This morning was the Father’s Day festivities for my school in Kathu (a town in Phuket). As I stood in the yard during the celebration, I had a thought. Then I had another thought. The second thought was along the lines of:
“Wow, I am an ass and a hypocrite.”
Before sharing the thought, let me explain the morning:
In Thailand, Father’s Day and the King’s Birthday are the same day. It’s a big deal. The King’s Birthday is incredibly important, it’s like Thailand’s Christmas, at least in terms of equivalent excitement. He’s even more popular here than the Queen is popular in England.
All the parents came to the school dressed in yellow, which is the King’s color. The whole school gathered in the yard. They brought bags of food for the Buddhist monks who came to say prayers.
Then the kids sang songs and showed their parents rehearsed dances. It’s a fairly beautiful setting for such a gathering.

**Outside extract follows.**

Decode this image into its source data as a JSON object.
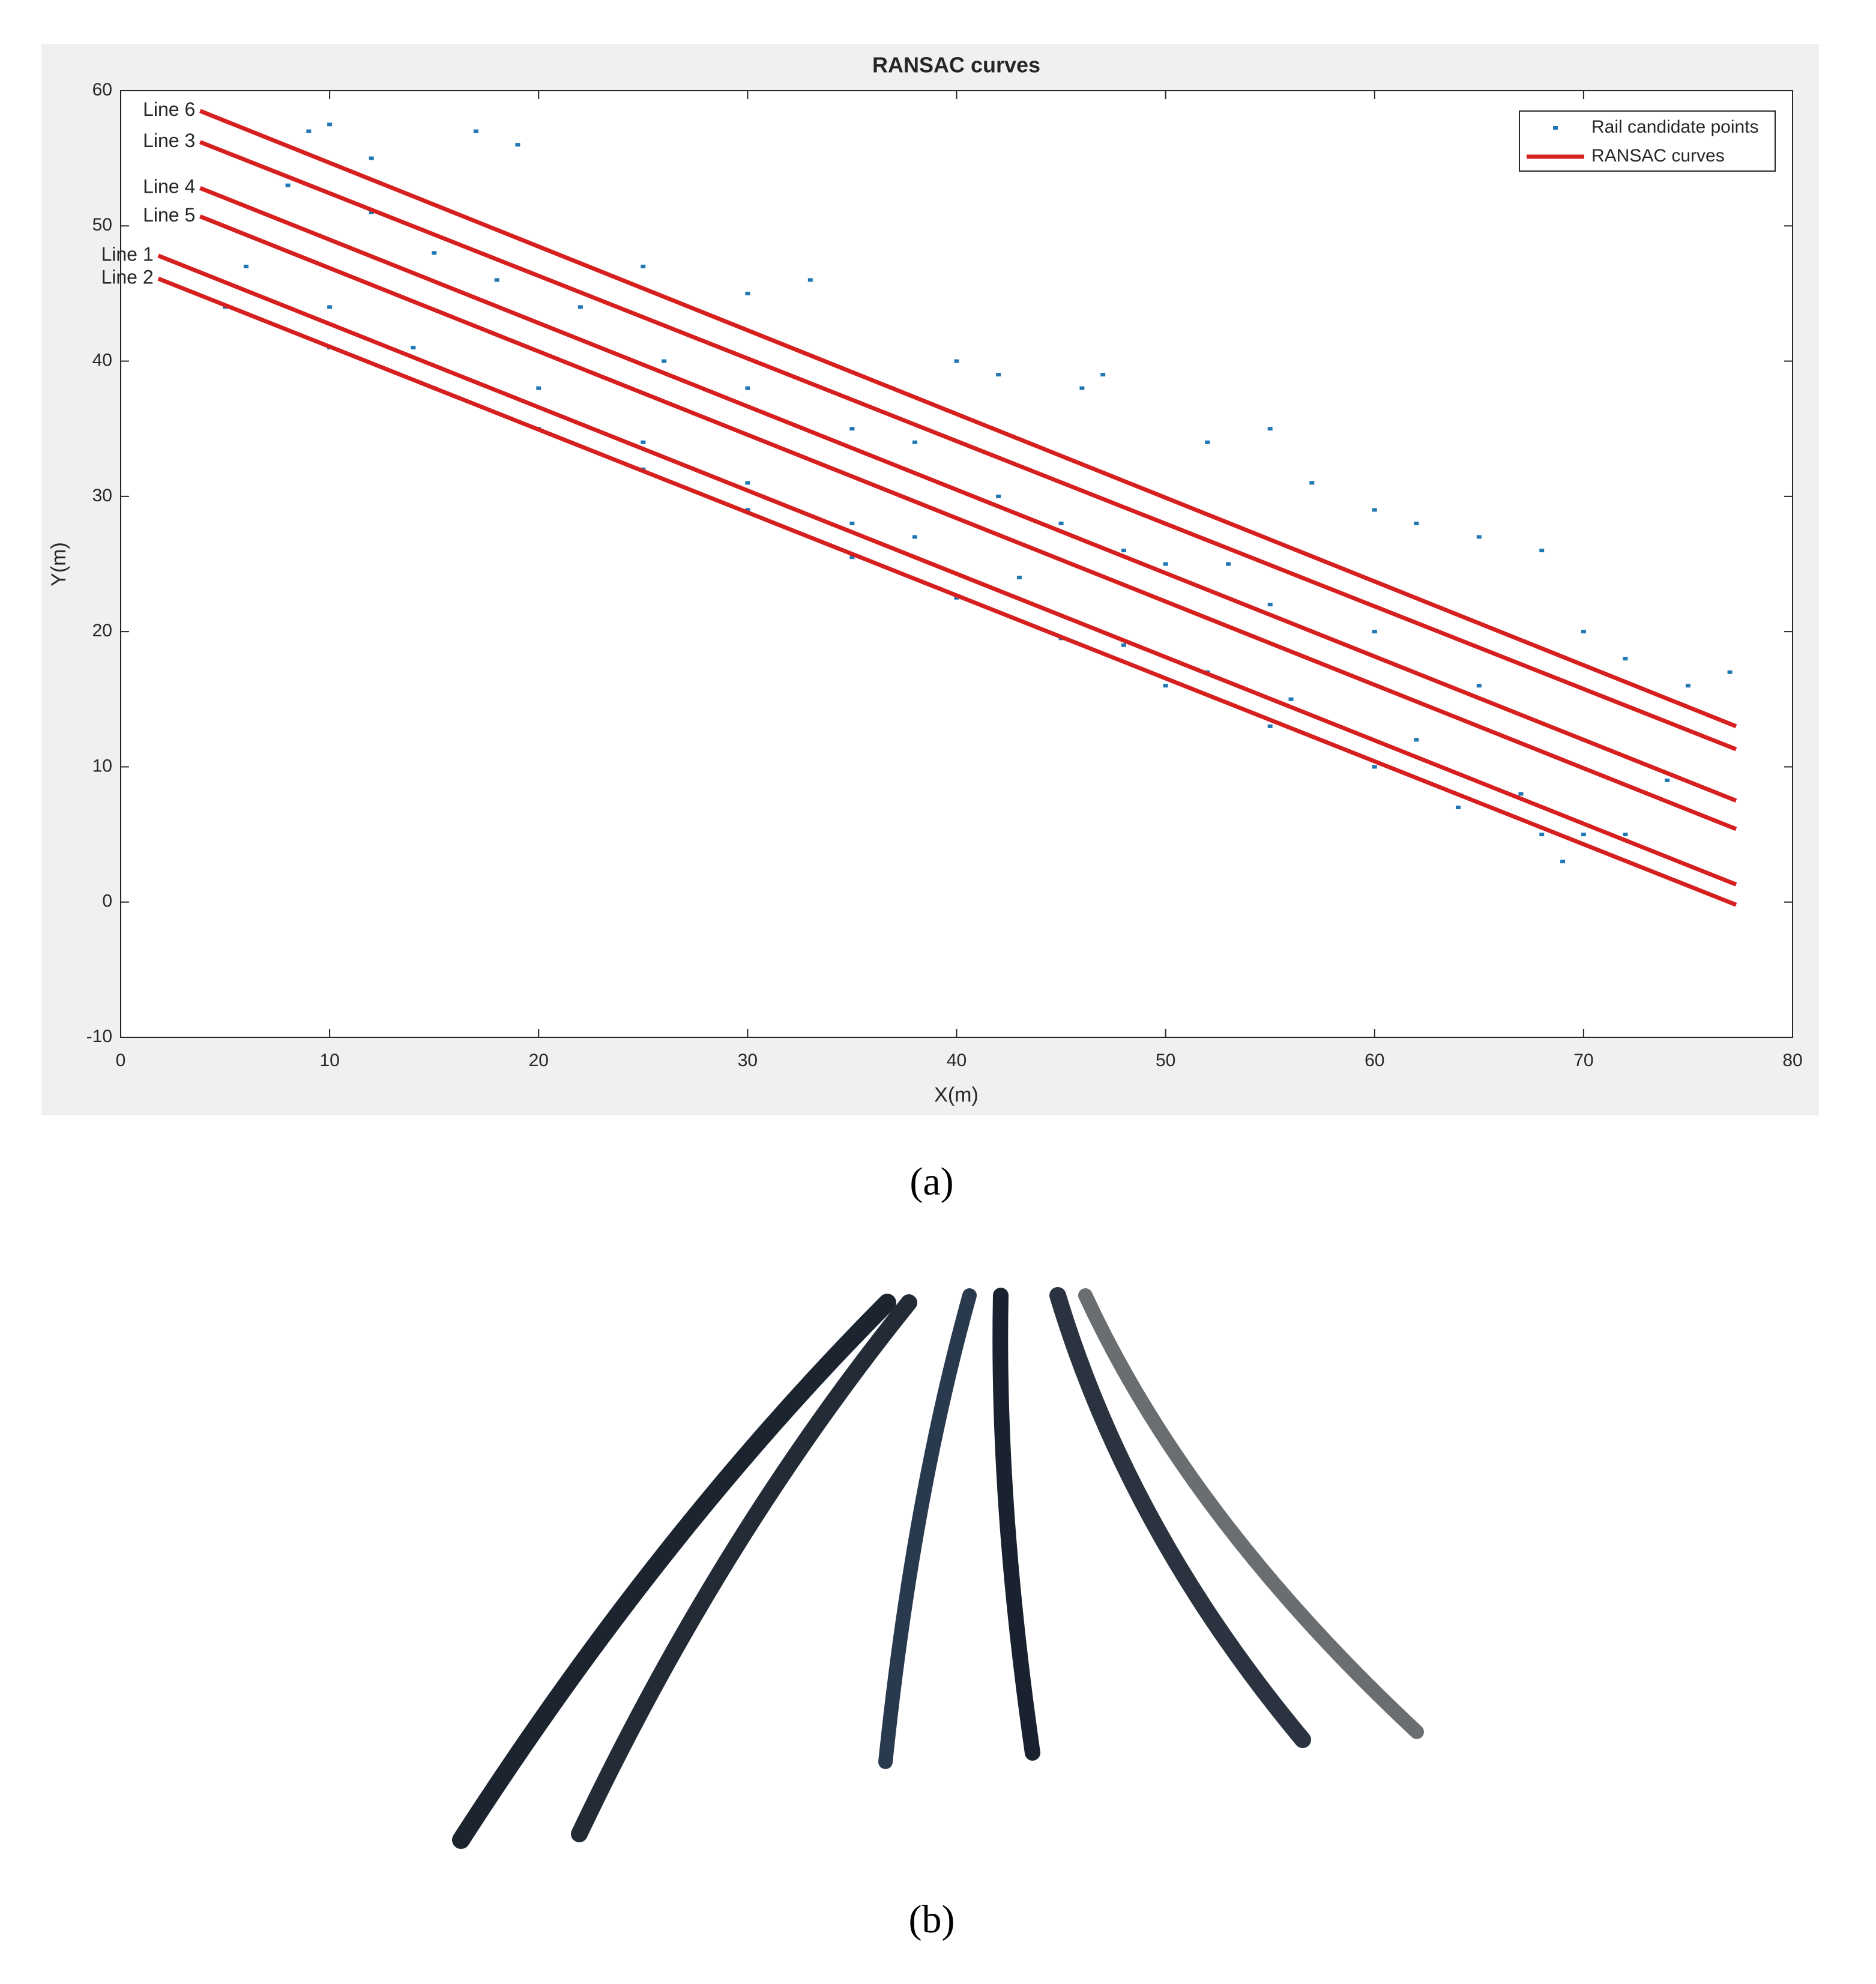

As I stood there in the morning sun for one speech, then another, I started feel sweat dripping down my forehead. After the first half hour I was able to move to the shade but the air was humid and my shirt was starting to stick to me. I tried to just listen to the Buddhist prayers but I didn’t understand a word of them.
“This heat is grueling, I just want to get out of this heat.” I thought.
I’m a world class asshole. You see, every beautiful summer morning that I walked into work back home, I’d look at the blue sky and curse my 9-5 office job. I felt deprived of something fundamental and natural.
“I just want to be outside” I would think to myself at I looked out the window from my cubicle row.
Ultimately the desire to get outside and living life to its fullest everyday brought my wife and I out of our offices, out of our country, and half way around the world to this island, Phuket. All that to complain of the hot sun on a beautiful morning in the hills of Kathu, surrounded by monks and Thai families celebrating their father’s and King. I’m an ass.
If you’re thinking “you always want what you don’t have”, that doesn’t apply here. I don’t want my cube back. I smile every morning as I drive up the road into the hills and arrive at my school. It’s the best commute I’ve ever had.
Nonetheless, sometimes I am not as thankful as I should be for my time here.